The company had a few log tables that had huge amounts of inserts and foreign keys, so they used InnoDB. Unfortunately, they also used a GUID as a primary key (which is getting more and more common these days, but long primary keys with InnoDB slow down INSERT, UPDATE and DELETE commands a great deal) — varchar(32) and utf8.
That’s right — their primary key for many of these tables was 96 bytes long (32 characters * 3 bytes per character), and as an InnoDB table, the primary key is clustered with every other index. One of the more frequently used tables had 8 indexes other than the PRIMARY KEY — 7 were indexes on varchar(32) fields, the other was on an int(11) field (signed integer).
The query load on the server was 99% writes, 1% reads. The log tables only had rows inserted, not deleted or updated. Thus, we offered a few different solutions (in no particular order):
1) Use a BLACKHOLE table on the master and replicate to a slave server. This would make the INSERTs to the master fast, though the slave would lag behind. The slave could be changed to MyISAM or ARCHIVE or some other storage engine.
2) Use MyISAM on the master and slave. This was the solution we went to, because the log tables could be re-created with no data and moved into place, and the loss of foreign keys was not a big deal, since the application checked for them anyway. ARCHIVE could also be used, it is faster than MyISAM on inserts because it only allows one index, the PRIMARY KEY. concurrent_insert was set at the default of 1, but we changed it to 2 just in case there was an errant UPDATE or DELETE causing a gap in the MyISAM table.
3) Add a PRIMARY KEY that is AUTO_INCREMENT, keeping the GUID a UNIQUE KEY. This would speed up the writes without sacrificing any data. This can be combined with dropping unnecessary foreign keys to make the inserts faster.
4) Move the log tables to a different machine entirely. This would require the application to have two different database handlers.
5) Use INSERT DELAYED into the logging tables.
We discussed these scenarios and the pros and cons, and eventually we chose to do #2, which we could do right away, and indeed, we had an immediate positive impact. Almost all the unnacceptable performance went away.

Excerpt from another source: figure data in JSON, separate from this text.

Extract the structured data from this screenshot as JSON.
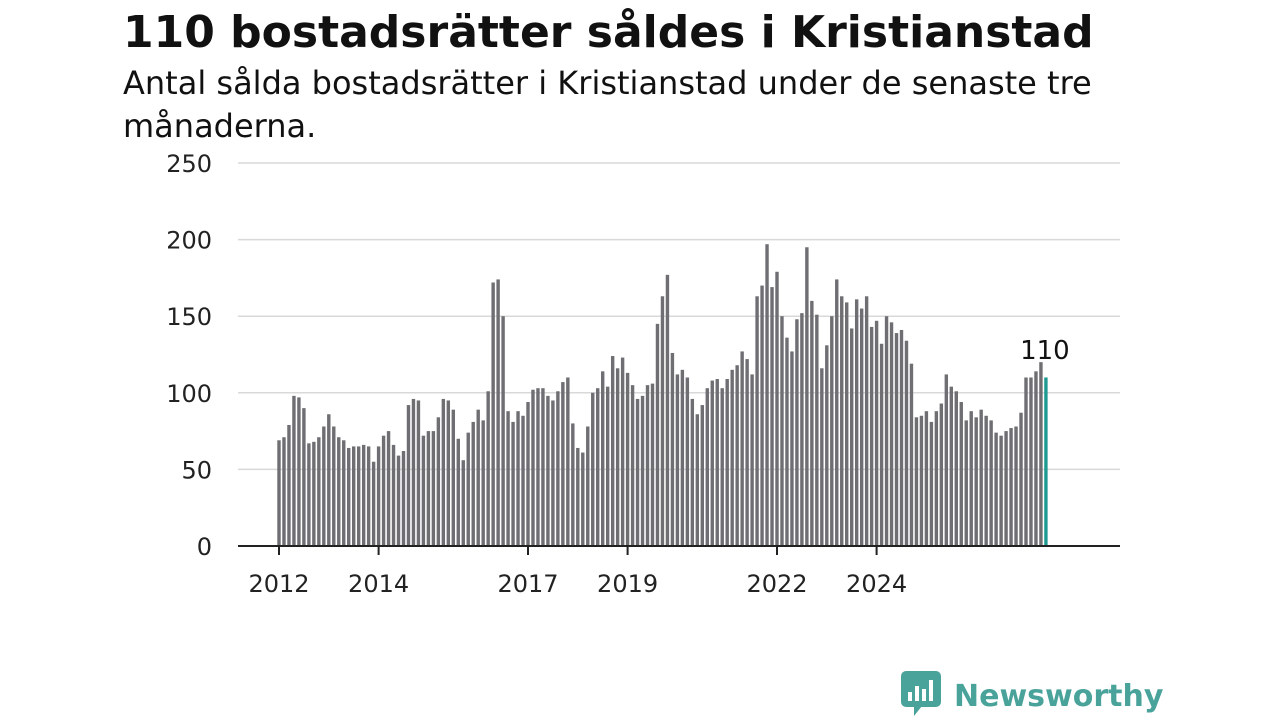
{
  "title": "110 bostadsrätter såldes i Kristianstad",
  "subtitle": "Antal sålda bostadsrätter i Kristianstad under de senaste tre månaderna.",
  "brand": {
    "name": "Newsworthy",
    "color": "#4aa39a",
    "icon": "chart-bubble-icon"
  },
  "colors": {
    "bar": "#6e6e73",
    "highlight": "#1f9a92",
    "grid": "#d9d9d9",
    "axis": "#222222"
  },
  "chart_data": {
    "type": "bar",
    "ylim": [
      0,
      250
    ],
    "yticks": [
      0,
      50,
      100,
      150,
      200,
      250
    ],
    "xtick_labels": [
      "2012",
      "2014",
      "2017",
      "2019",
      "2022",
      "2024"
    ],
    "xtick_month_index": [
      0,
      20,
      50,
      70,
      100,
      120
    ],
    "grid": true,
    "highlight_label": "110",
    "values": [
      69,
      71,
      79,
      98,
      97,
      90,
      67,
      68,
      71,
      78,
      86,
      78,
      71,
      69,
      64,
      65,
      65,
      66,
      65,
      55,
      65,
      72,
      75,
      66,
      59,
      62,
      92,
      96,
      95,
      72,
      75,
      75,
      84,
      96,
      95,
      89,
      70,
      56,
      74,
      81,
      89,
      82,
      101,
      172,
      174,
      150,
      88,
      81,
      88,
      85,
      94,
      102,
      103,
      103,
      98,
      95,
      101,
      107,
      110,
      80,
      64,
      61,
      78,
      100,
      103,
      114,
      104,
      124,
      116,
      123,
      113,
      105,
      96,
      98,
      105,
      106,
      145,
      163,
      177,
      126,
      112,
      115,
      110,
      96,
      86,
      92,
      103,
      108,
      109,
      103,
      109,
      115,
      118,
      127,
      122,
      112,
      163,
      170,
      197,
      169,
      179,
      150,
      136,
      127,
      148,
      152,
      195,
      160,
      151,
      116,
      131,
      150,
      174,
      163,
      159,
      142,
      161,
      155,
      163,
      143,
      147,
      132,
      150,
      146,
      139,
      141,
      134,
      119,
      84,
      85,
      88,
      81,
      88,
      93,
      112,
      104,
      101,
      94,
      82,
      88,
      84,
      89,
      85,
      82,
      74,
      72,
      75,
      77,
      78,
      87,
      110,
      110,
      114,
      120,
      110
    ]
  }
}
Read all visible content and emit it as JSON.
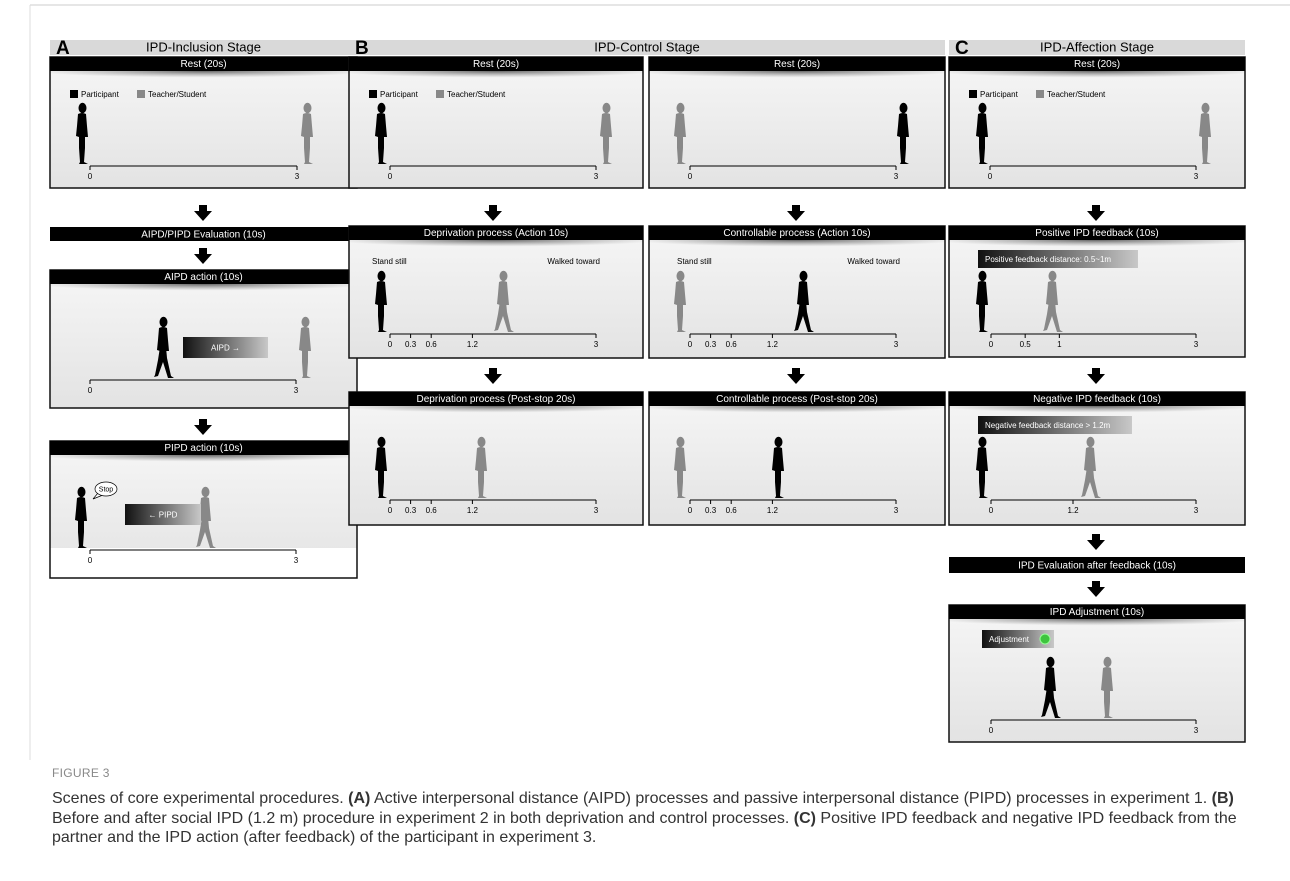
{
  "panels": [
    {
      "letter": "A",
      "title": "IPD-Inclusion Stage"
    },
    {
      "letter": "B",
      "title": "IPD-Control Stage"
    },
    {
      "letter": "C",
      "title": "IPD-Affection Stage"
    }
  ],
  "legend": [
    "Participant",
    "Teacher/Student"
  ],
  "bars": [
    "AIPD/PIPD Evaluation (10s)",
    "IPD Evaluation after feedback (10s)"
  ],
  "boxes": [
    {
      "header": "Rest (20s)",
      "ticks": [
        0,
        3
      ]
    },
    {
      "header": "AIPD action (10s)",
      "ticks": [
        0,
        3
      ],
      "tag": "AIPD →"
    },
    {
      "header": "PIPD action (10s)",
      "ticks": [
        0,
        3
      ],
      "tag": "← PIPD",
      "speech": "Stop"
    },
    {
      "header": "Rest (20s)",
      "ticks": [
        0,
        3
      ]
    },
    {
      "header": "Rest (20s)",
      "ticks": [
        0,
        3
      ]
    },
    {
      "header": "Deprivation process (Action 10s)",
      "ticks": [
        0,
        0.3,
        0.6,
        1.2,
        3
      ],
      "notes": [
        "Stand still",
        "Walked toward"
      ]
    },
    {
      "header": "Controllable process (Action 10s)",
      "ticks": [
        0,
        0.3,
        0.6,
        1.2,
        3
      ],
      "notes": [
        "Stand still",
        "Walked toward"
      ]
    },
    {
      "header": "Deprivation process (Post-stop 20s)",
      "ticks": [
        0,
        0.3,
        0.6,
        1.2,
        3
      ]
    },
    {
      "header": "Controllable process (Post-stop 20s)",
      "ticks": [
        0,
        0.3,
        0.6,
        1.2,
        3
      ]
    },
    {
      "header": "Rest (20s)",
      "ticks": [
        0,
        3
      ]
    },
    {
      "header": "Positive IPD feedback (10s)",
      "ticks": [
        0,
        0.5,
        1,
        3
      ],
      "tag": "Positive feedback distance: 0.5~1m"
    },
    {
      "header": "Negative IPD feedback (10s)",
      "ticks": [
        0,
        1.2,
        3
      ],
      "tag": "Negative feedback distance > 1.2m"
    },
    {
      "header": "IPD Adjustment (10s)",
      "ticks": [
        0,
        3
      ],
      "tag": "Adjustment"
    }
  ],
  "caption": {
    "label": "FIGURE 3",
    "parts": [
      "Scenes of core experimental procedures. ",
      "(A)",
      " Active interpersonal distance (AIPD) processes and passive interpersonal distance (PIPD) processes in experiment 1. ",
      "(B)",
      " Before and after social IPD (1.2 m) procedure in experiment 2 in both deprivation and control processes. ",
      "(C)",
      " Positive IPD feedback and negative IPD feedback from the partner and the IPD action (after feedback) of the participant in experiment 3."
    ]
  }
}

We were also able to audit the system and provide several good recommendations for ways they can improve their system. It is exciting for me to be able to help people out in a very tangible way — often we do not see some of the really crazy problems that affect few people (such as slave lag getting further and further behind) because our remote DBA clients have the benefit of ongoing help from us, and we generally find the smaller degradations in performance before they become a large issue.
Being able to spend a few hours with a new environment and really help them out was extremely fulfilling for me. I love that MySQL has many different options (and there are likely more that I did not think of) that all would work to achieve better performance. I think people like to have a choice, too, so they do not feel they were forced to do something they did not want to do. Especially when there are solutions on both the DBA and developer side.